Theresa Okokon’s new memoir is titled “Who I Always Was.” Photo courtesy of Theresa Okokon

KAK: When you’re a senior in high school, your mom built a house in Milwaukee County without a room for you. At the time you’re obviously hurt and angry, but as an adult you see this situation differently. What was it like to address this memory and then see it from your mother’s perspective?

TO: I don’t know that I took the time to see it from my mom’s perspective until I started writing about it. And there are a lot of things about understanding my mom and what it was like for her throughout our childhood that, as an adult, I eventually start to put some perspective on. 

So we had been living in Mequon and the story of her building this house in Milwaukee that didn’t have a room for me was really one that I was continuing to hold onto a lot of anger and a lot of angst about, until I sat down to write about it.
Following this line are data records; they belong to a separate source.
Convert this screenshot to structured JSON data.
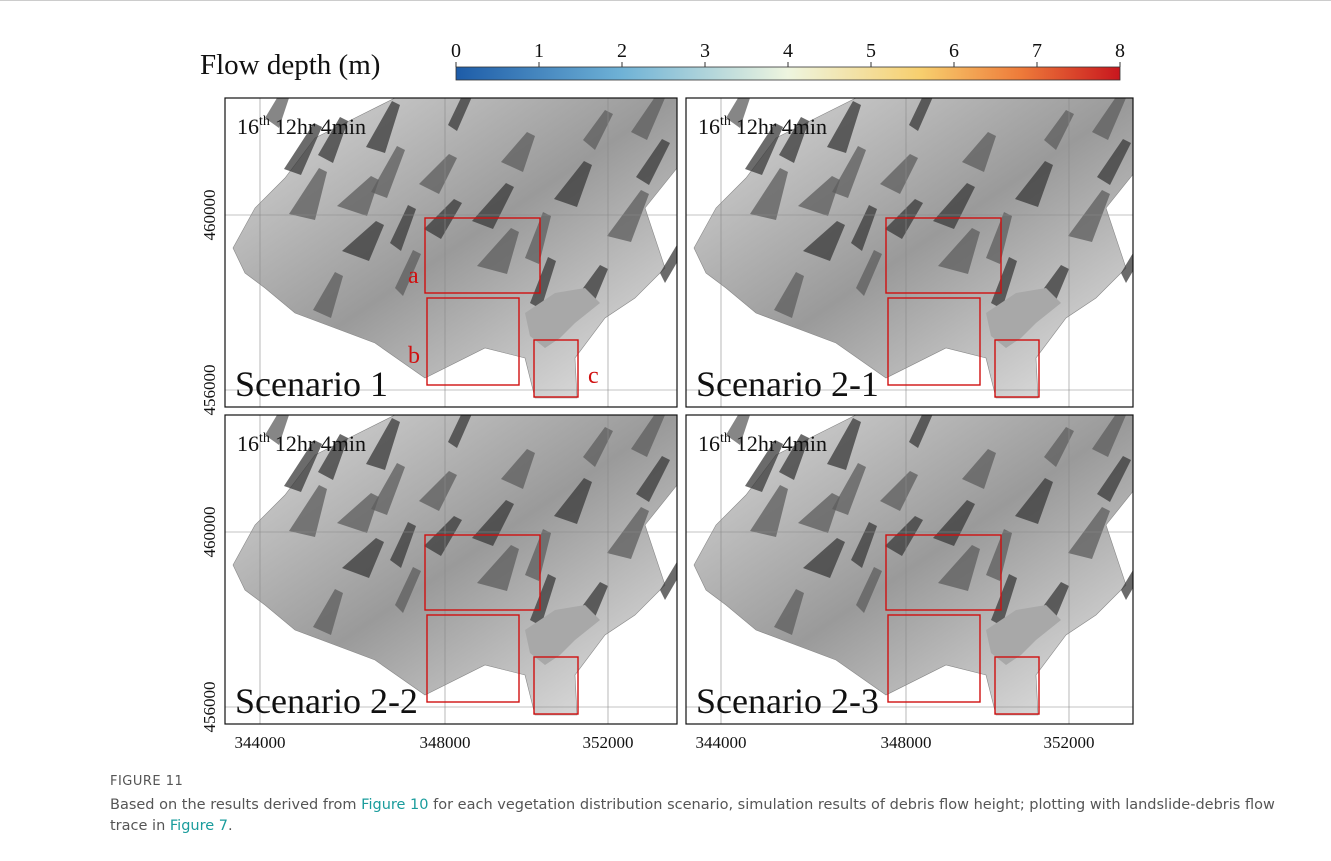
{
  "colorbar": {
    "label": "Flow depth (m)",
    "ticks": [
      0,
      1,
      2,
      3,
      4,
      5,
      6,
      7,
      8
    ]
  },
  "panels": [
    {
      "time": {
        "day": "16",
        "suffix": "th",
        "clock": "12hr 4min"
      },
      "scenario": "Scenario 1",
      "y_ticks": [
        460000,
        456000
      ],
      "box_labels": [
        "a",
        "b",
        "c"
      ]
    },
    {
      "time": {
        "day": "16",
        "suffix": "th",
        "clock": "12hr 4min"
      },
      "scenario": "Scenario 2-1"
    },
    {
      "time": {
        "day": "16",
        "suffix": "th",
        "clock": "12hr 4min"
      },
      "scenario": "Scenario 2-2",
      "y_ticks": [
        460000,
        456000
      ],
      "x_ticks": [
        344000,
        348000,
        352000
      ]
    },
    {
      "time": {
        "day": "16",
        "suffix": "th",
        "clock": "12hr 4min"
      },
      "scenario": "Scenario 2-3",
      "x_ticks": [
        344000,
        348000,
        352000
      ]
    }
  ],
  "caption": {
    "label": "FIGURE 11",
    "parts": [
      {
        "text": "Based on the results derived from "
      },
      {
        "text": "Figure 10",
        "link": true
      },
      {
        "text": " for each vegetation distribution scenario, simulation results of debris flow height; plotting with landslide-debris flow trace in "
      },
      {
        "text": "Figure 7",
        "link": true
      },
      {
        "text": "."
      }
    ]
  }
}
I had to realize that my narrator wasn’t reflecting on what it was like for the other characters in the story and was really only approaching the story through how my “I” character saw it, to speak about this from a writing craft perspective. 

That’s part of the work of writing a memoir. If you think that you’re going to just write from your own perspective and that you’re only going to be telling your “Capital T Truth,” you’re wrong. You should realize that what you see as the truth will evolve in the process of writing a memoir. And that was certainly my experience. 

To recognize that my mom was and is a human, that she’s not just my mom, means that sometimes she is making choices that make sense for her and it’s just not about me — it’s not about my sisters, it’s not about my brother. As a kid you don’t really recognize that about your parents. 

Theresa Okokon, far right, and her three siblings get matching tattoos to honor their late father. Photo courtesy of Theresa Okokon

KAK: As a reader, I just feel heartbroken when she loses the house. After all the work and everything she’s done to hold the family together, she becomes a renter and you have to go through all the discarded items from childhood to try to condense her life as well. Can you talk about that moment?

TO: One of the things that that house had that really mattered to my mom was a garden. It had a garden in the backyard. And my mom loves gardening. She would plant vegetables and I remember she grew very tiny strawberries that were very sweet, but they were her strawberries. It was hers, that was her home, the first home she had built for herself and it mattered.

When she lost that house — from my perspective, in response to the housing crisis when people were being given loans that they probably couldn’t actually afford — it was devastating. It was devastating for her. It was devastating for our family. Even though, for me personally, that house never really felt like it was my house. It very much felt like it was my mom’s house. But it was devastating to witness her lose it.